Marco Orlando is back with his next blog entry.

I have always had a hard time being able to handle not being liked. There have been times in my life where I have had to deal with not being wanted or appreciated. Even now, I struggle at times to come to terms with the fact that not everybody likes me, that not everyone wants to be my friend. The pressure that comes from being in certain social situations can be too much for me to handle sometimes because of it.

I hate to admit it, but I don’t always have very much confidence in myself, like at all. What I have sometimes is merely the illusion of confidence. I can never truly shake the feeling that nothing I do is ever good enough. It’s ingrained in my head, even though people don’t come right out and say it, that I’m not good enough as I am, that I always have to try to be better. Sometimes I have to ask myself, “What is so wrong with who I am, right now, in this moment?” It’s discouraging going through life consistently feeling less than human, feeling like I have to justify and defend certain aspects of my existence because my mind doesn’t work quite like everyone else’s does.

People kind of joke about it now, but 20 years ago, everyone and their mother knew who Ric Flair was, except for Ric Flair himself, because he was so down on himself back then. It’s hard to believe, but I sometimes feel the same way. Nearly everyone I know thinks favorably of me, except for me. I have a hard time believing the good things that people say about me sometimes because my confidence has taken such a beating in the past, more times than I can count.

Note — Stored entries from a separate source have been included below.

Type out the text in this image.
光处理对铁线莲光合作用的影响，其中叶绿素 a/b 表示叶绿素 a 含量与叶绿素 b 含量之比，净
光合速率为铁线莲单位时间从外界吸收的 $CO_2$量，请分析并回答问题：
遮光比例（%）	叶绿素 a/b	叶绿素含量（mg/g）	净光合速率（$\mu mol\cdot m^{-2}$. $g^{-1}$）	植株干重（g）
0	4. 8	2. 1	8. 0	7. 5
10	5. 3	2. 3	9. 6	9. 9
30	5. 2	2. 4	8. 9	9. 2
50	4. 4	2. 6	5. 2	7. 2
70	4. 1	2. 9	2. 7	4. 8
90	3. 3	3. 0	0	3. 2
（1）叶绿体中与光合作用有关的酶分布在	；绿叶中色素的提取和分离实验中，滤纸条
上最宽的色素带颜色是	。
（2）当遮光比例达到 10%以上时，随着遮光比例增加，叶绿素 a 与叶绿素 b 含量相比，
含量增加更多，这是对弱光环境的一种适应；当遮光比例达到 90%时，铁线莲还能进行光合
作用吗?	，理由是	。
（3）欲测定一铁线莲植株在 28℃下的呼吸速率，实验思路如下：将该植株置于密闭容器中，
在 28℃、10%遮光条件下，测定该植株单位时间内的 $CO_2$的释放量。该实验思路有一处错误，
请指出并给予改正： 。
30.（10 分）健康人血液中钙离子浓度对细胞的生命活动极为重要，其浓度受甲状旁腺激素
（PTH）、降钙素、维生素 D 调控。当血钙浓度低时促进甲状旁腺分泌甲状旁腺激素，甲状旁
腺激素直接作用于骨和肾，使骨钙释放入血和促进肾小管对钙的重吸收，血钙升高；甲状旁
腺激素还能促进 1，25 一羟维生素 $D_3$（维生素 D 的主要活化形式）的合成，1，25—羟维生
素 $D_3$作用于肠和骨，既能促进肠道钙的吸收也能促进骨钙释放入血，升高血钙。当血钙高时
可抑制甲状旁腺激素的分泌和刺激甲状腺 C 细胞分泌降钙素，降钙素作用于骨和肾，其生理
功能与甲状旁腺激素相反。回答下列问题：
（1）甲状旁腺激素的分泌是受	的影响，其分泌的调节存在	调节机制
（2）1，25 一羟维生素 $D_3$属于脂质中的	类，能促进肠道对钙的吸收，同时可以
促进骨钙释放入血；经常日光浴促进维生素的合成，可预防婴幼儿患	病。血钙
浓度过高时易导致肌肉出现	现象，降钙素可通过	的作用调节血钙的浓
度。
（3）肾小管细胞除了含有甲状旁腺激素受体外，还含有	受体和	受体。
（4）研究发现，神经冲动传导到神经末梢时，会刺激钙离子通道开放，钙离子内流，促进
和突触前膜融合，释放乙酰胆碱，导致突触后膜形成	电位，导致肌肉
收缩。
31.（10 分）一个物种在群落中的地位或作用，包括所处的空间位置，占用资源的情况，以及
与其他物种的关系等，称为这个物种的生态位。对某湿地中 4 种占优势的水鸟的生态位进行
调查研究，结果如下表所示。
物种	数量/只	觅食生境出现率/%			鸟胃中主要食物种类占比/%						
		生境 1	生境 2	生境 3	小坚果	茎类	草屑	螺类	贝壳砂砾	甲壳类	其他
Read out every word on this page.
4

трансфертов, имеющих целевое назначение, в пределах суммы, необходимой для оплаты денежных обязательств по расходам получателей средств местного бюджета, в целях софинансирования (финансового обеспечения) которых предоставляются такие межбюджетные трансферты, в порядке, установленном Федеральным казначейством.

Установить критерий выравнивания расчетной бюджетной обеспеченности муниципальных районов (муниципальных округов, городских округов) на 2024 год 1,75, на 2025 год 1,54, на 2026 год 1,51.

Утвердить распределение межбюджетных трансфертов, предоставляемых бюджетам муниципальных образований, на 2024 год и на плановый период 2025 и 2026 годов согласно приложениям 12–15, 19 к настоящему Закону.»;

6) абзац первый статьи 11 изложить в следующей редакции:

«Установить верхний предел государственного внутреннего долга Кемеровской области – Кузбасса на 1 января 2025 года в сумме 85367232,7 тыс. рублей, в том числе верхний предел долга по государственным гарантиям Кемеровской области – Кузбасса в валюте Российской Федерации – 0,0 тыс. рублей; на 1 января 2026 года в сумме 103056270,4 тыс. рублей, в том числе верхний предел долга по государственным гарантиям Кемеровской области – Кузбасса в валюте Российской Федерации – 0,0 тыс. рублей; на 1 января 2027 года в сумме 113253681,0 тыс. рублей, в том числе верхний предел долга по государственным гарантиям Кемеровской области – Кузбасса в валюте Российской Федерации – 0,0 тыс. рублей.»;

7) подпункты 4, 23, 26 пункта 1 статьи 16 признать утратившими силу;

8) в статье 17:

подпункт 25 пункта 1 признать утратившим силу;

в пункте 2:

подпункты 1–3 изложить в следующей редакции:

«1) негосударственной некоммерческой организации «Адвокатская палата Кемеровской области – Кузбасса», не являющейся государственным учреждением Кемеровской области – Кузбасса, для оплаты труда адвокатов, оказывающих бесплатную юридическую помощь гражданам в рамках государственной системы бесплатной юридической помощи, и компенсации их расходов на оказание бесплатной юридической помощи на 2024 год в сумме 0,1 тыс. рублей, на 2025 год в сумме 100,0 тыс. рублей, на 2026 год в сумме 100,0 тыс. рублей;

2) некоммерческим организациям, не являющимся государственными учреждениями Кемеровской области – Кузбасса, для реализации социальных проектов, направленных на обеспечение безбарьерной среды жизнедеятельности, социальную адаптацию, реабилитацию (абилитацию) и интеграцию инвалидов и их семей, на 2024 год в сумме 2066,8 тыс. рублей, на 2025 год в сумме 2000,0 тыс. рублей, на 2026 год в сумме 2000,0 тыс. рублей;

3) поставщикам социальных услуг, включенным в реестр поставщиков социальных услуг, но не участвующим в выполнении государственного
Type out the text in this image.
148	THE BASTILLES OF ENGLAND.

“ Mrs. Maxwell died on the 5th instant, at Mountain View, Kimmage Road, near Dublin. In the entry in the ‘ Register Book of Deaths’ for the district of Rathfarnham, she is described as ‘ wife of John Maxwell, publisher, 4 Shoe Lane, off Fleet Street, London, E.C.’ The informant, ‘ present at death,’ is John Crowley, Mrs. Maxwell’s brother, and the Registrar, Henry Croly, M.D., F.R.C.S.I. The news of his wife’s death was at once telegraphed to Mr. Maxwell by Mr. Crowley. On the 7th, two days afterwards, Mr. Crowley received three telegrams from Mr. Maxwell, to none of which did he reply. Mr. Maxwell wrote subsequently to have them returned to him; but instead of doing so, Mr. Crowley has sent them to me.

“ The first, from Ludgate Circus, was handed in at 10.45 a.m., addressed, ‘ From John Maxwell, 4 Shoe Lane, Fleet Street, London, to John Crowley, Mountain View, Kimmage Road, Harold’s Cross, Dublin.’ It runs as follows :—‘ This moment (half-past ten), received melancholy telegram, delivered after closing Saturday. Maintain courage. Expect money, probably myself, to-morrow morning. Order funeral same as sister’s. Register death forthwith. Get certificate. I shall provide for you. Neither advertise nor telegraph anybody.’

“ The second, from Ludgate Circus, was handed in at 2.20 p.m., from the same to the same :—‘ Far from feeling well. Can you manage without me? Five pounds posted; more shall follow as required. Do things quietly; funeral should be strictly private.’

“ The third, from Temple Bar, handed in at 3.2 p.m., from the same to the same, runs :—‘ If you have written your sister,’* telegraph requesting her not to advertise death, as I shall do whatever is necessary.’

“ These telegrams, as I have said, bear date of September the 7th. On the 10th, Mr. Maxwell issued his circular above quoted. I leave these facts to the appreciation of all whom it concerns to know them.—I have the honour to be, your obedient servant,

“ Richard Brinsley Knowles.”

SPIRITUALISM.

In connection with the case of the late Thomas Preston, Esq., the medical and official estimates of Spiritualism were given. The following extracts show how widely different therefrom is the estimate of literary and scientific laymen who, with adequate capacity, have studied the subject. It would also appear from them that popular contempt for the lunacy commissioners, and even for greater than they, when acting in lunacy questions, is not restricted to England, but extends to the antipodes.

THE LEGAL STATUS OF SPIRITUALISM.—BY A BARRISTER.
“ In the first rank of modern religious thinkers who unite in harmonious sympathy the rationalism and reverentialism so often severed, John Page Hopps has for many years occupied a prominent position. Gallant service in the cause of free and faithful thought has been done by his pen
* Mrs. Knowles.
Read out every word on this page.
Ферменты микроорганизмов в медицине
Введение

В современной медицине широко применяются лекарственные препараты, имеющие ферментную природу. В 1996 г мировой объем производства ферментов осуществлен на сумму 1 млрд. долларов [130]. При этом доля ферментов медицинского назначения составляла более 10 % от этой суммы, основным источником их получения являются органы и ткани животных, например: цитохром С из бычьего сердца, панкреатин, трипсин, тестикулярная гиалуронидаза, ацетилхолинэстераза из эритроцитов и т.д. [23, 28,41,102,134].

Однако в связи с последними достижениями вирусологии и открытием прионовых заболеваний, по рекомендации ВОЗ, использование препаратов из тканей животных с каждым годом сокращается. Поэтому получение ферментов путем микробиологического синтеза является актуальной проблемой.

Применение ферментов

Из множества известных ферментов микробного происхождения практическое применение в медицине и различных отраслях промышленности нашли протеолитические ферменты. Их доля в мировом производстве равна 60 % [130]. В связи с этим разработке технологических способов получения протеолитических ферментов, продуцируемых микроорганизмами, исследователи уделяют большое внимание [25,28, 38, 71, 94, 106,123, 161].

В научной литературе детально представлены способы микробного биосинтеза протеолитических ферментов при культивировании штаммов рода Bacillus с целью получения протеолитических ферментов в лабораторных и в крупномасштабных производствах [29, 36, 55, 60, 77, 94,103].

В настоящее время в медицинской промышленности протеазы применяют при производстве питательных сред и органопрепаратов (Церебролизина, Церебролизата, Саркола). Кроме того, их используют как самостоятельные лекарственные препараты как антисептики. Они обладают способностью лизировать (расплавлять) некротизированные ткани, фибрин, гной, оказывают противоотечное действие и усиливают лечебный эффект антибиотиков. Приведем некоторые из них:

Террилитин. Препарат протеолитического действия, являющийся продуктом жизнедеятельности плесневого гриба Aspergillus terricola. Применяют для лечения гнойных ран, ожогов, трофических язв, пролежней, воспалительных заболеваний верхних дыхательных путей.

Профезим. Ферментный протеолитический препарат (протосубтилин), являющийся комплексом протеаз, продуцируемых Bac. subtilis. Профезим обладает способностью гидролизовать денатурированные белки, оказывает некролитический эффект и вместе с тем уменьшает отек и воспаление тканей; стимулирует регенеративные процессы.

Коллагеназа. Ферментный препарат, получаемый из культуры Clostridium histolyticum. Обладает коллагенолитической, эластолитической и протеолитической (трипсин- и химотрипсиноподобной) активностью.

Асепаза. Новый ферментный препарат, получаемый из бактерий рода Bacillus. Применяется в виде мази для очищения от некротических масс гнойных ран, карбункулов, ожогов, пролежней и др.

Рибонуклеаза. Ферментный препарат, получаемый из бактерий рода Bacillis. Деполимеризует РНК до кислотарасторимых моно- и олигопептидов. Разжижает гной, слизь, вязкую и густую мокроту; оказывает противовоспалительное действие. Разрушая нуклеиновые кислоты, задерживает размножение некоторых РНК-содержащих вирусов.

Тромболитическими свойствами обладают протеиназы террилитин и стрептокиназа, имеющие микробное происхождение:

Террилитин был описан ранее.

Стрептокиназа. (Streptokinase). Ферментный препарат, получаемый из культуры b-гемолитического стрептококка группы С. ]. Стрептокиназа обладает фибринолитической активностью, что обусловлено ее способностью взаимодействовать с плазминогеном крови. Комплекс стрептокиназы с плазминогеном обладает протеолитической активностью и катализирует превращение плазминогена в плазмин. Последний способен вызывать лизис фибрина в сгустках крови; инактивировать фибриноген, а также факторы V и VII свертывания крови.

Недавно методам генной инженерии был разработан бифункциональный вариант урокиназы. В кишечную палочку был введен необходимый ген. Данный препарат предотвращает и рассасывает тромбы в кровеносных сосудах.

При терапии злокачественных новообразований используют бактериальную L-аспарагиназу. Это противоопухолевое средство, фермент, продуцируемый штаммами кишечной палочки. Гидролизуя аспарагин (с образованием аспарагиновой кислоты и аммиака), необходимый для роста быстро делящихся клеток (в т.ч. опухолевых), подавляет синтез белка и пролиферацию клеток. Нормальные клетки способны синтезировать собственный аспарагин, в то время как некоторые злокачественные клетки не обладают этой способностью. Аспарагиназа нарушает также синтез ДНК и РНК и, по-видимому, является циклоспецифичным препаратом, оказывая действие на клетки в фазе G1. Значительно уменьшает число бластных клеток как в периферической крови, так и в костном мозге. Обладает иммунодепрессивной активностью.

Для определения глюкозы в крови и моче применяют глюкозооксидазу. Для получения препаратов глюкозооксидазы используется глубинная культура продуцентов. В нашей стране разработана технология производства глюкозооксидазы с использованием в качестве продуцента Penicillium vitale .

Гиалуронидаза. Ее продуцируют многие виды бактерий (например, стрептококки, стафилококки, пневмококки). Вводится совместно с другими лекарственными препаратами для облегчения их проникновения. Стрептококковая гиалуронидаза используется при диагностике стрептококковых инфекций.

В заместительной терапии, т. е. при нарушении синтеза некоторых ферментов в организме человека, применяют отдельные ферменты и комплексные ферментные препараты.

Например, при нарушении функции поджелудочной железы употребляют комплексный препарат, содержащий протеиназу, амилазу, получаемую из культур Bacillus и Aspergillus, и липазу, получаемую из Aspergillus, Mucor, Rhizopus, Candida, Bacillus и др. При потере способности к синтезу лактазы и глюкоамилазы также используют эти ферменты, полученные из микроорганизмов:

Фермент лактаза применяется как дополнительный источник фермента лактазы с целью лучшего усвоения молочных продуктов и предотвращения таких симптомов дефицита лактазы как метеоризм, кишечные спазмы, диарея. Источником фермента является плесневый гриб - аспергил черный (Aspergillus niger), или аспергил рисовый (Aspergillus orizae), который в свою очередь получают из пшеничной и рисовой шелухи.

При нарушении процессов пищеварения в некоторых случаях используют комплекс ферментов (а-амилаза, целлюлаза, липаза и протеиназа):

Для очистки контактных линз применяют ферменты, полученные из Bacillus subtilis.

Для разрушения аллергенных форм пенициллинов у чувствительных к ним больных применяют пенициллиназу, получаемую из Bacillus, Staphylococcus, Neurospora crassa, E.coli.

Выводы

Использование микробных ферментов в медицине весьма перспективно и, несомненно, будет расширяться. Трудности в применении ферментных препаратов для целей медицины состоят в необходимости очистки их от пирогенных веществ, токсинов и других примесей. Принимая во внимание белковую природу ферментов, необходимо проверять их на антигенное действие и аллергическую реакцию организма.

I wish I didn’t care so much about what other people think of me. Yet, there has always been a part of me that has needed consistent reassurance from other people that I’m doing things well and doing them right, because I’ve never been able to trust myself enough to know these things for myself. I wish I could be more self-assured like my mom and not allow my self esteem to depend so much on other people. I also wish I could tell people off and stand my ground more like my dad. I have always admired his ability to take a stand and tell someone in no uncertain terms what he thinks of them and not be terribly bothered if he’s hurt their feelings. Ideally, I’d like to be able to strike a perfect balance between being self-assured and standing my ground.

At times, I have been my own toughest critic. I come down too hard on myself sometimes, and I don’t give myself enough credit for doing as well as I can with what I have to work with, because I don’t like to give less than my best in anything I do in life. I continuously feel like I’ve had to work twice as hard as everyone else to be even half as good as everyone else, and this comes from a place of internalized hatred and consistently feeling less than human. I don’t know why I keep comparing myself to everyone else and using that as the basis for my self-worth. I think we all do it subconsciously to some extent, and for some of us, old habits die hard.

One of the toughest lessons I’ve had to learn is not to sell myself short and relegate myself to the clearance racks of life because other people don’t know my worth. I’ve had to make a more conscious effort lately to get myself inside the glass display case where the valuables are kept.